Febre oropouche avança no Brasil em sinal de alerta para a saúde pública
Após provocar as primeiras mortes, a doença transmitida por mosquitos leva a uma ampliação do monitoramento dos sistemas de vigilância
Em 2017, o ano em que se encerrava a emergência global pelo vírus zika e seu devastador rastro de 4 595 bebês nascidos com malformação craniana, uma voz se elevou para apontar o risco de outro patógeno propagado por insetos — e até então circunscrito à Região Norte — se disseminar e causar pânico. Em uma reunião da Sociedade Brasileira para o Progresso da Ciência (SBPC), o infectologista Luiz Tadeu Moraes Figueiredo, professor da Faculdade de Medicina de Ribeirão Preto da USP, cravou: “O oropouche é um vírus que pode emergir a qualquer momento e provocar um sério problema de saúde pública”. Exatos sete anos depois, em meio a um surto de arboviroses encabeçado pela dengue, o Brasil se torna o primeiro país a registrar mortes pela doença e investiga episódios de microcefalia e morte fetal ligados à infecção. São elementos suficientes para que os sistemas de vigilância monitorem, cada vez com mais rigor, a moléstia transmitida por mosquitos que já se alastra por vinte e um estados, somando quase 7 300 casos.

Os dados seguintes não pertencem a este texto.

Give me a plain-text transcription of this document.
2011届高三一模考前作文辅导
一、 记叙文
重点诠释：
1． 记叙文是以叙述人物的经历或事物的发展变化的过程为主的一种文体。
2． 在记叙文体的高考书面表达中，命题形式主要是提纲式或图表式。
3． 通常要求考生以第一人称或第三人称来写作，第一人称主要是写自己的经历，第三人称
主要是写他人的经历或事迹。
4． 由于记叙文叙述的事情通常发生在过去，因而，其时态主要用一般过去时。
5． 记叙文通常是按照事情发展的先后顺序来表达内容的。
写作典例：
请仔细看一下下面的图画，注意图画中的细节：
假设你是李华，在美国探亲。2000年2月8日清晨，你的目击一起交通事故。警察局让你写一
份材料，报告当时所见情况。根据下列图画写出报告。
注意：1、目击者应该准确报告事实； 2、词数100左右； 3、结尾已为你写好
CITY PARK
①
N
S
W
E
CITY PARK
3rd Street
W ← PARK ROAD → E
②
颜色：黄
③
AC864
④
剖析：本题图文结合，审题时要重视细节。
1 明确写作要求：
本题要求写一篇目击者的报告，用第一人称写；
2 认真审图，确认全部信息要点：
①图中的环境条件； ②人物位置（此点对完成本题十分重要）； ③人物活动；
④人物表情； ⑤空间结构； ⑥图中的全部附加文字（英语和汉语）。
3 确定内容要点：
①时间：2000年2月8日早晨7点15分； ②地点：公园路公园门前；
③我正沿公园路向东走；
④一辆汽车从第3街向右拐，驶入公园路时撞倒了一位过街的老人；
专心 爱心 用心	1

O vírus oropouche é um velho conhecido do território amazônico e de alguns outros locais nas Américas. Descrito em Trinidad e Tobago em 1955, foi detectado no Brasil em uma amostra de uma fêmea de bicho-preguiça resgatada nas obras da rodovia Belém-Brasília em 1960. Desde então, surtos pipocaram de tempos em tempos por países como Equador, Panamá e Peru. “É uma zoonose que vinha se mantendo na natureza, entre os animais silvestres, e os casos humanos eram de pessoas que entravam na mata, mas agora ela se adaptou ao ciclo urbano”, diz Figueiredo. “Já tínhamos observado casos na região do Planalto Central, o que nos dava a ideia de que era uma arbovirose que vinha alargando a sua área de influência.”
Com o maior surto de dengue da história brasileira, com 6,4 milhões de casos e 4 900 mortes, os holofotes se concentravam nas infecções transmitidas pelo Aedes aegypti, o mosquito mais adaptado para levar doenças aos humanos. Ocorre que, na surdina, outra patologia ganhava terreno e escala: uma enfermidade viral que tem como vetor uma pequenina mosca, apelidada de maruim ou mosquito-pólvora. Apesar do aumento na incidência da febre oropouche, a literatura médica pontuava que casos graves eram raros, sendo a complicação mais conhecida a meningite. Mortes não tinham sido notificadas até então. No mês passado, porém, a luz vermelha se acendeu.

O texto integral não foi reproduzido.